Was bringt die aktuelle israelische Militäroffensive? Nicht viel – außer eine weitere menschengemachte humanitäre Katastrophe im Gazastreifen.

Ein israelisches Militärfahrzeug an der Grenze zu Gaza Foto: Ronen Zvulun/reuters

Z wei Gründe sind es, mit denen Israel die aktuelle Militäroffensive im Gaza­streifen rechtfertigt: Premier Benjamin Netanjahu argumentiert, dass er unter Feuer mit der Hamas verhandeln und die Geiseln freibekommen könne. Zweitens sei es der Plan, Gazas Bevölkerung auf noch engerem Raum zusammen­zupferchen und möglicherweise auf lange Sicht umzusiedeln. Für die Geiselbefreiung lässt Netanjahu in Katar verhandeln, während seine Truppen in Gaza vorrücken. Er bietet kurzfristige ­Waffenpausen an und will über Verhandlungen eine begrenzte Zahl von Geiseln freibekommen. Dabei hatte er bereits im Februar die Zusage der Hamas, alle ­verbliebenen Geiseln in einem Durchgang freizulassen, wenn sich Israel zum Rückzug seiner Truppen aus ganz Gaza und zu einem ­dauerhaften Waffenstillstand verpflichtet.

Netanjahu hatte das damals abgelehnt, obwohl das in der zweiten Phase der Waffenruhe, auch von den USA garantiert, vereinbart worden war. Er will den Gedanken immer noch nicht auf­geben, dass die israelische Armee die Hamas militärisch besiegen kann – was ihr seit 17 Monaten noch nicht gelungen ist. Hinzu kommt, dass mit dem Ende des Krieges Netanjahus persönliche Zukunft und die seiner rechtsradikalen Regierung auf dem Spiel steht. Also brach Netanjahu am 1. März die Waffenruhe und verfügte auch noch die israelische Totalblockade des Gazastreifens. Zweieinhalb Monate konnte nichts mehr dorthin geliefert werden, die humanitären Folgen sind verheerend. UN-Generalsekretär Antonio Guterres erklärte, dass diese „Politik der Belagerung und des Aushungerns dem internationalen Recht spottet“.

Am Montag nun hat Netanjahu angekündigt, doch „minimale Hilfe“ zuzulassen, „gerade genug, um zu verhindern, dass Menschen verhungern“. Wie, wann und wo das geschehen soll, in einer aktiven Kampfzone, in der sich dort auch israelische Bodentruppen bewegen, ließ er völlig offen. Mit anderen Worten: Das erste Ziel dieser Offensive hätte Netanjahu ohne Blutvergießen und ohne Aushungern haben können.
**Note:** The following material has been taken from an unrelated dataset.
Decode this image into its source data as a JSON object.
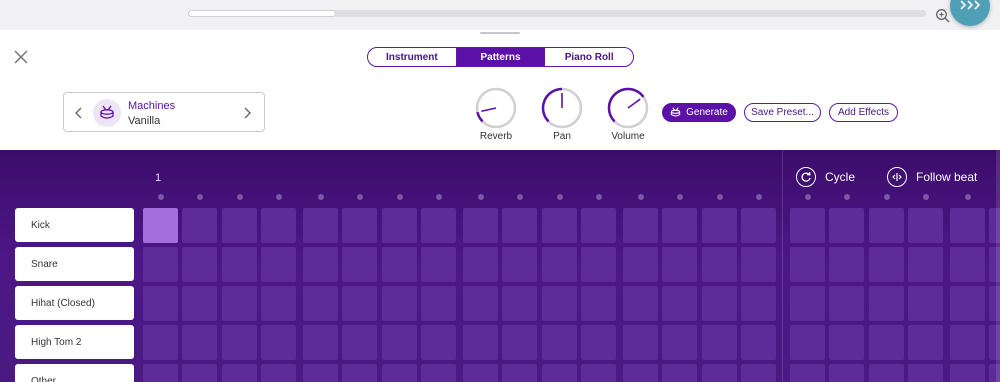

Stattdessen läuft er immer noch der Fata Morgana eines militärischen Sieges und seiner eigenen politischen Absicherung hinterher.

Israels Premier Benjamin Netanjahu läuft der Fata Morgana eines militärischen Sieges hinterher

Um die Großoffensive zu rechtfertigen, spricht Netanjahu zweitens davon, dass diese genutzt werde, damit israelische Truppen mehr Territorium erobern und halten können. Dazu müsse „die Bevölkerung zu ihrem eigenen Schutz bewogen werden“. Bereits jetzt stehen laut UN-Angaben 70 Prozent des Gaza-Territoriums unter israelischen Evakuierungsbefehlen. Damit werden im Moment immer mehr Menschen in immer kleiner werdende Reservate getrieben. Es soll ein Zustand hergestellt werden, der noch weniger nachhaltig ist als der jetzige Status quo. Das macht nur Sinn, wenn am Ende die endgültige Vertreibung auf dem Programm steht. Ein hoher israelischer Sicherheitsbeamter erklärte offen, dass „ein freiwilliges Ausreiseprogramm für Gazas Bewohner ein Teil des operativen Ziels der Offensive ist“.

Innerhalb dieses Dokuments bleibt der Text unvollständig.